## 허깅 페이스 모델을 양자화 하고 새로운 프로그래밍 언어를 학습 시키는 샘플

In [2]:
!pip install -q ipywidgets

In [3]:
!pip install -q transformers
!pip install -q mlx_lm
!pip install -q jinja2
!pip install -q datasets

### Phi-2

#### 모델 양자화

In [3]:
# !python ./mlx-examples/lora/convert.py --hf-path microsoft/phi-2 --mlx-path ./my_models/mlx_phi2 -q
# !python ./mlx-examples/lora/convert.py --hf-path daekeun-ml/phi-2-ko-v0.1 --mlx-path ./my_models/mlx_phi2_ko -q
!python ./mlx-examples/lora/convert.py --hf-path microsoft/phi-2 --mlx-path ./my_models/mlx_phi2 -q


None of PyTorch, TensorFlow >= 2.0, or Flax have been found. Models won't be available and only tokenizers, configuration and file/data utilities can be used.
[INFO] Loading
Fetching 10 files: 100%|████████████████████| 10/10 [00:00<00:00, 188932.61it/s]
Special tokens have been added in the vocabulary, make sure the associated word embeddings are fine-tuned or trained.
[INFO] Quantizing


#### 모델 동작 확인

In [1]:
from mlx_lm import load, generate

model, tokenizer = load("./my_models/mlx_phi2")


None of PyTorch, TensorFlow >= 2.0, or Flax have been found. Models won't be available and only tokenizers, configuration and file/data utilities can be used.


HFValidationError: Repo id must be in the form 'repo_name' or 'namespace/repo_name': './my_models/mlx_phi2'. Use `repo_type` argument if needed.

In [None]:
response = generate(model, tokenizer, prompt="write me a joke using comments only in the python programming language", verbose=True)

Prompt: write me a joke using comments only in the python programming language
.
## INPUT

##OUTPUT
# This is a joke
# What do you call a fish that wears a bowtie?
# Sofishticated.

Prompt: 73.874 tokens-per-sec
Generation: 30.769 tokens-per-sec


In [None]:
response = generate(model, tokenizer, prompt="write me a joke using comments in the OPL programming language", verbose=True)

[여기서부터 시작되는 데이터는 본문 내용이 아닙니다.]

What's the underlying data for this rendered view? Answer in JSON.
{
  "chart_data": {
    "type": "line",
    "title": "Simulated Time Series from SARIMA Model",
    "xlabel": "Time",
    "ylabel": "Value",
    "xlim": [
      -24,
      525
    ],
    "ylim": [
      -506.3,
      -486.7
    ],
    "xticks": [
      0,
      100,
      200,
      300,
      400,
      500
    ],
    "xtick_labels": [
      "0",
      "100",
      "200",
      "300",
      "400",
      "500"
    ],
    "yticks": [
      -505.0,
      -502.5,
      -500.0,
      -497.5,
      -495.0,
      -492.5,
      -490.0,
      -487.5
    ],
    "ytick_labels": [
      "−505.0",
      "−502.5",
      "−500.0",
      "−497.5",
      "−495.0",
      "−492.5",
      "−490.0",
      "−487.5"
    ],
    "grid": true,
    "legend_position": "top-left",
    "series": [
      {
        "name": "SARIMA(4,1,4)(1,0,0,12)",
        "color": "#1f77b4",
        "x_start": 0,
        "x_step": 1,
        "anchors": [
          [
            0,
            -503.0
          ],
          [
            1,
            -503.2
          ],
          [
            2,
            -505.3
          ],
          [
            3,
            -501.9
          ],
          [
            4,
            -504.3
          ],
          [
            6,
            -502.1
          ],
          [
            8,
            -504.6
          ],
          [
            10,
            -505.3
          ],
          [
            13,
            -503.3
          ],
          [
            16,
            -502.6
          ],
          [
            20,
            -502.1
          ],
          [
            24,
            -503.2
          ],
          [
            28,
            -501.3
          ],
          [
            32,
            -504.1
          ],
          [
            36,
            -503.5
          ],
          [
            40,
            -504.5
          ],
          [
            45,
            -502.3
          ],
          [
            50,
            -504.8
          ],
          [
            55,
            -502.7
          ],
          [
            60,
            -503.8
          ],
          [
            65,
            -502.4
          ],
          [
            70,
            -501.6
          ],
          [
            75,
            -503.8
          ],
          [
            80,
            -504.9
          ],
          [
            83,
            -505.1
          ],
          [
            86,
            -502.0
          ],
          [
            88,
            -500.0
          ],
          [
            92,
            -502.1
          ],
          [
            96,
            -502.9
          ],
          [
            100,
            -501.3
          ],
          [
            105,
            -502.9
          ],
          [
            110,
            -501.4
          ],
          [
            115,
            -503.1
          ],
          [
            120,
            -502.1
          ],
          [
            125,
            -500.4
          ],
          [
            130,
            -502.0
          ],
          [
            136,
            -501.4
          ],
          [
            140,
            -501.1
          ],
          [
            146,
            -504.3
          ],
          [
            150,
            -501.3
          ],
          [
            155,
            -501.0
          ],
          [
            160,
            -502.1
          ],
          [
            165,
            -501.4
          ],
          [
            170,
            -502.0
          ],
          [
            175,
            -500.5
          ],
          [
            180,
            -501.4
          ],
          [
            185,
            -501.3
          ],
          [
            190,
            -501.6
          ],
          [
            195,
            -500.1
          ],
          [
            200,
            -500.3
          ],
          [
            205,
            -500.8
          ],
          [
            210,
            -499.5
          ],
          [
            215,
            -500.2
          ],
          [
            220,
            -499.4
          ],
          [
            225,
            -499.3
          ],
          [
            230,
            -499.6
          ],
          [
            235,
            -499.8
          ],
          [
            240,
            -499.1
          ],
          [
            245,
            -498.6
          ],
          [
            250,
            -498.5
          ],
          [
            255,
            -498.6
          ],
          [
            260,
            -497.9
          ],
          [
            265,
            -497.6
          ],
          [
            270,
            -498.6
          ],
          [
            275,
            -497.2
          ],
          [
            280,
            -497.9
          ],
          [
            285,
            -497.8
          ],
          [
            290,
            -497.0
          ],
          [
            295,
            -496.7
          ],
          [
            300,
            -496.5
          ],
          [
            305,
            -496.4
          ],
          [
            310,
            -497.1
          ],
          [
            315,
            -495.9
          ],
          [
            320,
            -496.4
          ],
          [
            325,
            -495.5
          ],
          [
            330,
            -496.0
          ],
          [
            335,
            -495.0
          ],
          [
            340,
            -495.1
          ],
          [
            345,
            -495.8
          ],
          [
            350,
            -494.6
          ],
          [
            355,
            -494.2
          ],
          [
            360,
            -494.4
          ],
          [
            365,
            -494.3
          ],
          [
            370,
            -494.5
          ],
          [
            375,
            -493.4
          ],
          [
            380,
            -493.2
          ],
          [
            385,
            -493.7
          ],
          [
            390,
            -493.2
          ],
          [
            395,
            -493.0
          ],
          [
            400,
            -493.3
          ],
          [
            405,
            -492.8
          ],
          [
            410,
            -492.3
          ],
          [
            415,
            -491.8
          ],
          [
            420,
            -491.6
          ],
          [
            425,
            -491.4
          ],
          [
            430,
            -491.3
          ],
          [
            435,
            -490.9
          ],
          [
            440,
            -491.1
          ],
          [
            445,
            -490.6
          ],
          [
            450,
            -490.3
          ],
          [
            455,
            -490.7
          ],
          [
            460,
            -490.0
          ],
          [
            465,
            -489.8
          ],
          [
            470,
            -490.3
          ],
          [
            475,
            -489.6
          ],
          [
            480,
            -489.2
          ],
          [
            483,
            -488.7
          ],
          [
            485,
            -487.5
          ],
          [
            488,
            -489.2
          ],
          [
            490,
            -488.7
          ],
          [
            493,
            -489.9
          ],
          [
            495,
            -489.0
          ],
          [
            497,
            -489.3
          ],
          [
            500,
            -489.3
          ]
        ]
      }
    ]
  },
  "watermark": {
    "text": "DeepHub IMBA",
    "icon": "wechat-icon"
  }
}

Prompt: write me a joke using comments in the OPL programming language
.
## INPUT

##OUTPUT
// This program prints a joke using comments in the OPL programming language

int main() {
    // Declare a variable to store the joke
    string joke;
    // Set the value of the joke
    joke = "Why did the programmer quit his job? Because he couldn't take the heat!";
    // Print the joke
    cout
Prompt: 1.913 tokens-per-sec
Generation: 3.359 tokens-per-sec


In [None]:
response = generate(model, tokenizer, prompt="write me a joke using remarks in the OPL programming language", verbose=True)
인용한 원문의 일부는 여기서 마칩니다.